Во-вторых, в восприятии пьесы (ради близкого сопереживания) необходимо отрешиться от позднейших на нее наслоений, в виде ли критики, возмущавшейся положением дел в России, в форме ли авторских уловок оправдаться задним числом, повернув безответственный смех на законную дорогу. Особенно тяжело уберечься от чувствительного воздействия, какое оказывают на прочтение пьесы «Мертвые Души» под маркой последующего и главенствующего сочинения Гоголя, словно созданного в прямое продолжение «Ревизору». Комедия непроизвольно подверстывается к чуждому ей по существу, громадному образованию и в его соседстве тускнеет, застывает, загромождается вещами, шкафами, как в усадьбе Собакевича, среди которых не рассмотреть уже человеческого лица.
Весьма наглядно эта тенденция проявила себя в постановке Мейерхольда, оформившего «Ревизор» в сгущенную вещественность и духоту «Мертвых Душ». Режиссерская указка Мейерхольда (не говоря о множестве прочих, менее талантливых трактовок и постановок) была нацелена на всемерное оплотнение материи, выжимавшей душу и воздух из светящегося тела комедии. «Ревизор» был поставлен под пресс чудовищных натюрмортов Гоголя. Уроки Мейерхольда гласили (20 октября 1925 г.):
«Нужно всю эту компанию людей, которые будут играть, поставить на площадку, примерно в пять квадратных аршин, — больше нельзя».
«…Из всех щелей, опять между шкафом и печкой, комодом, выползают люди. Как тараканы из щелей. Знаете, вот потушили свет — и они из всех щелей вылезли, усами пошевелили и облепили сцену».
«Стоит диван, еще больше, чем в первом действии, и на фоне четырех колонн везде люди, люди, лица — насажены, как сельди в бочку».
Как бы ни были сами по себе интересны и правомерны подобного рода вариации «Ревизора», они свидетельствуют не столько о свободе по-новому истолковывать прославленный текст, сколько о многопудовой инерции поэтики «Мертвых Душ», довлеющей над комедией Гоголя. В такой обстановке, понятно, персонажи «Ревизора» утрачивают свое обаяние, обращаются в манекены, в сатирические маски и хари. Сбывается кошмар Городничего:
«Убит, убит, совсем убит! Ничего не вижу. Вижу какие-то свиные рыла вместо лиц, а больше ничего…»

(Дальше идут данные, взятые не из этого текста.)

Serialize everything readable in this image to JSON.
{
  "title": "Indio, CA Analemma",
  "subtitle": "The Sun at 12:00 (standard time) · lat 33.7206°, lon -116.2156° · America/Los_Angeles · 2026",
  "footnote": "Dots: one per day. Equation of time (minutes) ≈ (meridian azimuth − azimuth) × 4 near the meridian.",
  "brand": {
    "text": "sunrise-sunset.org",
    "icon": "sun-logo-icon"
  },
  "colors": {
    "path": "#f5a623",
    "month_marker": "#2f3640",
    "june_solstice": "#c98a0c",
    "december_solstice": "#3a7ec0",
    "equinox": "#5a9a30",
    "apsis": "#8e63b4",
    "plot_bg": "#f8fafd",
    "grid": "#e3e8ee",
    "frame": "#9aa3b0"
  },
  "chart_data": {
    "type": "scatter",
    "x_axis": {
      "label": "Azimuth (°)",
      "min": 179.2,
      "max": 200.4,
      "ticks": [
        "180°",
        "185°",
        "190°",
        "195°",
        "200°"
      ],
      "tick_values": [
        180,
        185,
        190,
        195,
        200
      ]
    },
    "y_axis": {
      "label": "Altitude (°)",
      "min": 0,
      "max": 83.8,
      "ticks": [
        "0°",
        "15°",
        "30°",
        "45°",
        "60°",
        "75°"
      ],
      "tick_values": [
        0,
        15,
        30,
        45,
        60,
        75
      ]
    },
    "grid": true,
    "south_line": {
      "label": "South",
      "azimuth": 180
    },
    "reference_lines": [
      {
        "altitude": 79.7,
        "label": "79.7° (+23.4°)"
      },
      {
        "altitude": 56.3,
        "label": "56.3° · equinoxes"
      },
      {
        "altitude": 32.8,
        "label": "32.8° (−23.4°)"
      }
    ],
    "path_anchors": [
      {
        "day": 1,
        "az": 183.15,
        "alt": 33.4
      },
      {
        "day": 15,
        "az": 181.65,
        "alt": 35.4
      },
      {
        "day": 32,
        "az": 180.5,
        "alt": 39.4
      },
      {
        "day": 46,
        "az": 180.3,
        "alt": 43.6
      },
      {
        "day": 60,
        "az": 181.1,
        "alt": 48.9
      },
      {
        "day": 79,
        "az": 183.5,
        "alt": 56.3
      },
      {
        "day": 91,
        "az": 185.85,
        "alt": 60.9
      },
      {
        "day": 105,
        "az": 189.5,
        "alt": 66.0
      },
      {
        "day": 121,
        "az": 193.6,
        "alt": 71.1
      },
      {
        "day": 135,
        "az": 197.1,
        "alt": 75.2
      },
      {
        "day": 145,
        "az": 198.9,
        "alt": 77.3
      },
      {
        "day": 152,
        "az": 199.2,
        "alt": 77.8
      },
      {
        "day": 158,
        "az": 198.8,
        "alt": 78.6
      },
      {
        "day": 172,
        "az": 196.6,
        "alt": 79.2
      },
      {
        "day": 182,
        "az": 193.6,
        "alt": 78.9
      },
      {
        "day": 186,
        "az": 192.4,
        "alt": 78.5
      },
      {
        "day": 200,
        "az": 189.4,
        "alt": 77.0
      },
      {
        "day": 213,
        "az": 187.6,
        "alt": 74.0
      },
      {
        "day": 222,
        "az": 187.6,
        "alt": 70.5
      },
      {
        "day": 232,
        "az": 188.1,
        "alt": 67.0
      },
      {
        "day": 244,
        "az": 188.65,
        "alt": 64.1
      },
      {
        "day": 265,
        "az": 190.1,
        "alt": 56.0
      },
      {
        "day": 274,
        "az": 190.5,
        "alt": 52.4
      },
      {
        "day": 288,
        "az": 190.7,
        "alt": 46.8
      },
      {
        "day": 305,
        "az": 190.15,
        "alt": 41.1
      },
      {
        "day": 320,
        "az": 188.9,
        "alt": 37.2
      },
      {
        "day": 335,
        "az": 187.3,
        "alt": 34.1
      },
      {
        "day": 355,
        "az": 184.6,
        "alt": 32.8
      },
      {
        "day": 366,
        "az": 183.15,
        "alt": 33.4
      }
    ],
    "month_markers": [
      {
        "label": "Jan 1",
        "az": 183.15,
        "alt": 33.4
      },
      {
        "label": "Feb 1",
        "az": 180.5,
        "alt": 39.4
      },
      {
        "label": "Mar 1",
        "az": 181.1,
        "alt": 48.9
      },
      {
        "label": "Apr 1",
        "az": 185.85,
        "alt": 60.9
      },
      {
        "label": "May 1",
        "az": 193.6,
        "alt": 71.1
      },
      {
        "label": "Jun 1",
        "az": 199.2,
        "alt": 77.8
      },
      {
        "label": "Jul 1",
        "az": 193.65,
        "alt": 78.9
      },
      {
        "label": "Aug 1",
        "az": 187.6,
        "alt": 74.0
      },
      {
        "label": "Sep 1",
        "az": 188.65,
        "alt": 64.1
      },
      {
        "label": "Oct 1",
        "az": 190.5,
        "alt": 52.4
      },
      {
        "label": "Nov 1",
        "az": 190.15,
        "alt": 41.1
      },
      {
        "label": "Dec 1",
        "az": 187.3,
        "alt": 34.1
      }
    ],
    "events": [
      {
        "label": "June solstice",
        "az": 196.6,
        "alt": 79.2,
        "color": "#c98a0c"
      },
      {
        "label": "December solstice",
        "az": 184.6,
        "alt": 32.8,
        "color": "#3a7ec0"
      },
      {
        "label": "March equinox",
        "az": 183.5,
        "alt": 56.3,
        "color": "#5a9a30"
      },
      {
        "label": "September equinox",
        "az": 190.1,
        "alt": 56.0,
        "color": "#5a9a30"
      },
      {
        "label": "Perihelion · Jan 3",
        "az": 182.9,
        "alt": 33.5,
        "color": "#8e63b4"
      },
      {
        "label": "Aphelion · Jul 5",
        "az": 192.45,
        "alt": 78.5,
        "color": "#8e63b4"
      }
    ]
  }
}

Это он произносит под шоком от разносного письма Хлестакова. По Хлестакову, действительно, городом распоряжаются не люди — скоты. Тянуть «Ревизор» в сатиру, в замену лица свинообразной личиной — значит поддаться невзначай на блесну хлестаковских стереотипов, столь фраппировавших Городничего, что тот за письмом, во тьме катастрофы, ничего уже не помнит, кроме невразумительных рыл. «Надзиратель за богоугодным заведением», уверяет Хлестаков, — «совершенная свинья в ермолке». «Смотритель училищ протухнул насквозь луком». «Городничий — глуп, как сивый мерин». И тому подобные плоскости, от которых за версту разит недалеким и нелюбопытным пером беспардонного репортера. Но как они расходятся с Гоголем! Нет, Городничий отнюдь не глуп, и во избежание кривотолков Гоголь предупреждает актеров в предваряющих «Ревизор» замечаниях:
«Городничий, уже постаревший на службе и очень неглупый по-своему человек… Черты лица его грубы и жестки, как у всякого начавшего тяжелую службу с низших чинов» («Характеры и костюмы. Замечания для господ актеров»).
В тех же авторских рекомендациях почти для каждого персонажа найдено если не в полном объеме доброе, то всё же дружелюбное слово. Так, в графе Почтмейстера значится ни больше ни меньше: «простодушный до наивности человек», а супротив враля Хлестакова поставлена дальновидная галочка:
«Чем больше исполняющий эту роль покажет чистосердечия и простоты, тем более он выиграет».
Заботы Гоголя сводились к тому, чтобы не допустить поглощения человека сатирической маской, и он не уставал повторять в назидание театральным интерпретаторам:
«Больше всего надобно опасаться, чтобы не впасть в карикатуру» («Предуведомление для тех, которые пожелали бы сыграть, как следует, „Ревизора“», 1846 г.).